The microenvironment has a key role in selecting the best-adapted cancer clone and can alter communication networks between different cancer cell types. The aberrant information flow in cancer cells leads to alterations in gene regulatory networks that support the cancer hallmarks [73] and can be influenced by features such as cytokines, exosomes, hypoxia, starvation, and oxidative stress (Fig. 5). In this respect, modulating the translational program is thought to ensure the expression of factors, which confer resistance to cellular stress [74] (Fig. 3). In most malignant cells, the cap-dependent pathway is highly upregulated and interference with this translational program has been shown to be an attractive venue for novel therapeutics that ultimately prevent the adaptation of tumor cells to stress conditions. The main therapeutic approaches targeting the 5′ cap-dependent translational machinery (summarized in ref. [33]) are directed against, the expression of eIF4E [75, 76], the interaction between eIF4E-4G [77, 78], the binding of eIF4F complex to the 5′-cap structure [79, 80], the eIF4A helicase activity [81,82,83,84], the phosphorylation status of eIF2α [85, 86], and the kinase activity of MNK1/2 [87,88,89,90,91]. Among the different strategies that prevent 5′ cap-dependent translation under stress conditions, it is believed that inhibition of MNKs may be a powerful way to increase the efficacy of other anti-tumor agents, as phosphorylation of its downstream target eIF4E has been shown to confer resistance to cellular stress, genomic damage, lack of nutrients, and oxidative stress (Fig. 5) [92, 93]. In fact, several companies are developing inhibitors of MNK1/2 activity [94], and at least one of them (eFT508) is already being studied in a clinical phase II trial. Impressive data have been obtained from preclinical models of diffuse large B cell lymphoma, non-small-cell lung carcinoma, and breast adenocarcinoma. Moreover, the inhibitor eFT508 enhances the efficiency of anti-PDL1 checkpoint blockade inhibitors [95]. Similarly, blockage of 4E-BP1 phosphorylation by inhibition of upstream signaling activity (e.g., mTOR) will decrease eIF4F levels and dampen cap-dependent translation and tumor cell growth [40].
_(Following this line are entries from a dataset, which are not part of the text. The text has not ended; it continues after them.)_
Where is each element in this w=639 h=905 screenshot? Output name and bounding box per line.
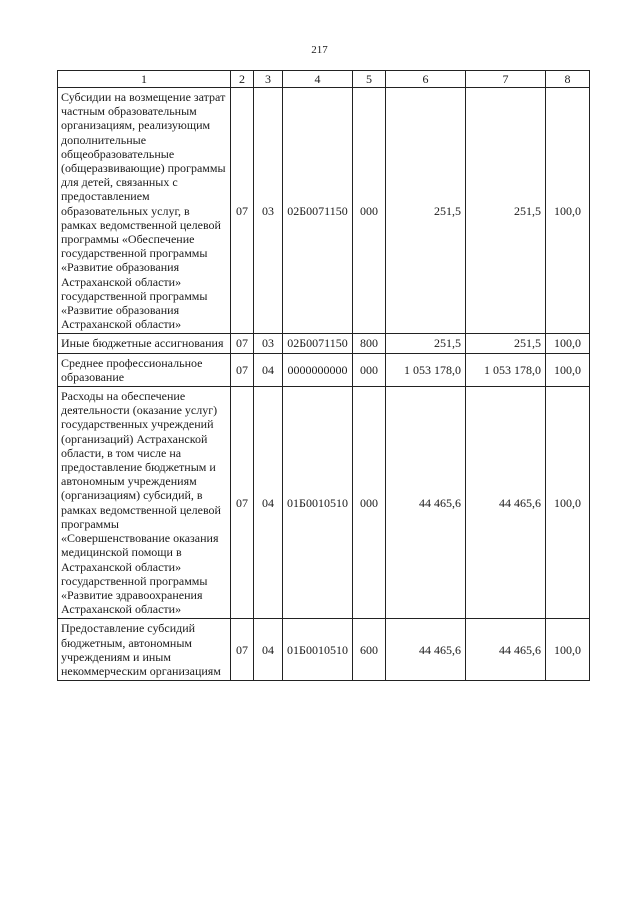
table-row bbox=[58, 88, 590, 334]
planned-amount-cell: 1 053 178,0 bbox=[386, 353, 466, 386]
row-name-cell: Предоставление субсидий бюджетным, автономным учреждениям и иным некоммерческим организациям bbox=[58, 619, 231, 681]
planned-amount-cell: 251,5 bbox=[386, 334, 466, 353]
subsection-code-cell: 03 bbox=[254, 334, 283, 353]
actual-amount-cell: 1 053 178,0 bbox=[466, 353, 546, 386]
section-code-cell: 07 bbox=[231, 88, 254, 334]
subsection-code-cell: 04 bbox=[254, 353, 283, 386]
row-name-cell: Расходы на обеспечение деятельности (оказание услуг) государственных учреждений (организаций) Астраханской области, в том числе на предоставление бюджетным и автономным учреждениям (организациям) субсидий, в рамках ведомственной целевой программы «Совершенствование оказания медицинской помощи в Астраханской области» государственной программы «Развитие здравоохранения Астраханской области» bbox=[58, 387, 231, 619]
planned-amount-cell: 251,5 bbox=[386, 88, 466, 334]
expense-type-cell: 800 bbox=[353, 334, 386, 353]
row-name-cell: Среднее профессиональное образование bbox=[58, 353, 231, 386]
table-row bbox=[58, 387, 590, 619]
budget-table bbox=[57, 70, 590, 681]
row-name-cell: Иные бюджетные ассигнования bbox=[58, 334, 231, 353]
actual-amount-cell: 251,5 bbox=[466, 334, 546, 353]
percent-cell: 100,0 bbox=[546, 88, 590, 334]
target-article-cell: 0000000000 bbox=[283, 353, 353, 386]
planned-amount-cell: 44 465,6 bbox=[386, 619, 466, 681]
actual-amount-cell: 44 465,6 bbox=[466, 387, 546, 619]
section-code-cell: 07 bbox=[231, 334, 254, 353]
actual-amount-cell: 251,5 bbox=[466, 88, 546, 334]
page-number: 217 bbox=[311, 44, 328, 56]
expense-type-cell: 600 bbox=[353, 619, 386, 681]
section-code-cell: 07 bbox=[231, 619, 254, 681]
percent-cell: 100,0 bbox=[546, 334, 590, 353]
column-header: 6 bbox=[386, 71, 466, 88]
target-article-cell: 01Б0010510 bbox=[283, 387, 353, 619]
column-header: 4 bbox=[283, 71, 353, 88]
table-header-row bbox=[58, 71, 590, 88]
subsection-code-cell: 04 bbox=[254, 387, 283, 619]
column-header: 3 bbox=[254, 71, 283, 88]
section-code-cell: 07 bbox=[231, 387, 254, 619]
column-header: 5 bbox=[353, 71, 386, 88]
table-row bbox=[58, 334, 590, 353]
column-header: 2 bbox=[231, 71, 254, 88]
target-article-cell: 02Б0071150 bbox=[283, 88, 353, 334]
row-name-cell: Субсидии на возмещение затрат частным образовательным организациям, реализующим дополнительные общеобразовательные (общеразвивающие) программы для детей, связанных с предоставлением образовательных услуг, в рамках ведомственной целевой программы «Обеспечение государственной программы «Развитие образования Астраханской области» государственной программы «Развитие образования Астраханской области» bbox=[58, 88, 231, 334]
target-article-cell: 01Б0010510 bbox=[283, 619, 353, 681]
percent-cell: 100,0 bbox=[546, 353, 590, 386]
planned-amount-cell: 44 465,6 bbox=[386, 387, 466, 619]
section-code-cell: 07 bbox=[231, 353, 254, 386]
column-header: 1 bbox=[58, 71, 231, 88]
table-row bbox=[58, 619, 590, 681]
percent-cell: 100,0 bbox=[546, 387, 590, 619]
expense-type-cell: 000 bbox=[353, 88, 386, 334]
expense-type-cell: 000 bbox=[353, 387, 386, 619]
subsection-code-cell: 04 bbox=[254, 619, 283, 681]
column-header: 8 bbox=[546, 71, 590, 88]
actual-amount-cell: 44 465,6 bbox=[466, 619, 546, 681]
subsection-code-cell: 03 bbox=[254, 88, 283, 334]
column-header: 7 bbox=[466, 71, 546, 88]
table-row bbox=[58, 353, 590, 386]
expense-type-cell: 000 bbox=[353, 353, 386, 386]
percent-cell: 100,0 bbox=[546, 619, 590, 681]
target-article-cell: 02Б0071150 bbox=[283, 334, 353, 353]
In summary, tumor heterogeneity must first and foremost be considered by a treating oncologist after a cancer diagnosis and be a key factor in the determination of a therapeutic target following mutation profiling. We know that intra-tumor heterogeneity is dynamic, occurs at multiple levels, and follows a Darwinian model. Still unresolved is the number of biopsies or sections required from the primary specimen to determine the extent of molecular target heterogeneity. Moreover, relapses and metastases need to be analyzed to understand how they differ from the primary tumor. Given the complexities of these issues, collaboration among oncologists, radiologists, pathologists, bioinformaticians, and molecular biologists is required to offer the best care to patients. Finally, it is clearly of paramount importance to explore intervention strategies that target critical factors involved in regulating translation, such as eIF4E. With the rigorous evaluation of combinations of small-molecule eIF4E or MNK1/2 inhibitors with other therapeutics (e.g., cytotoxics, targeted therapies, immunotherapy), the issue of proteomic heterogeneity can start to be therapeutically addressed.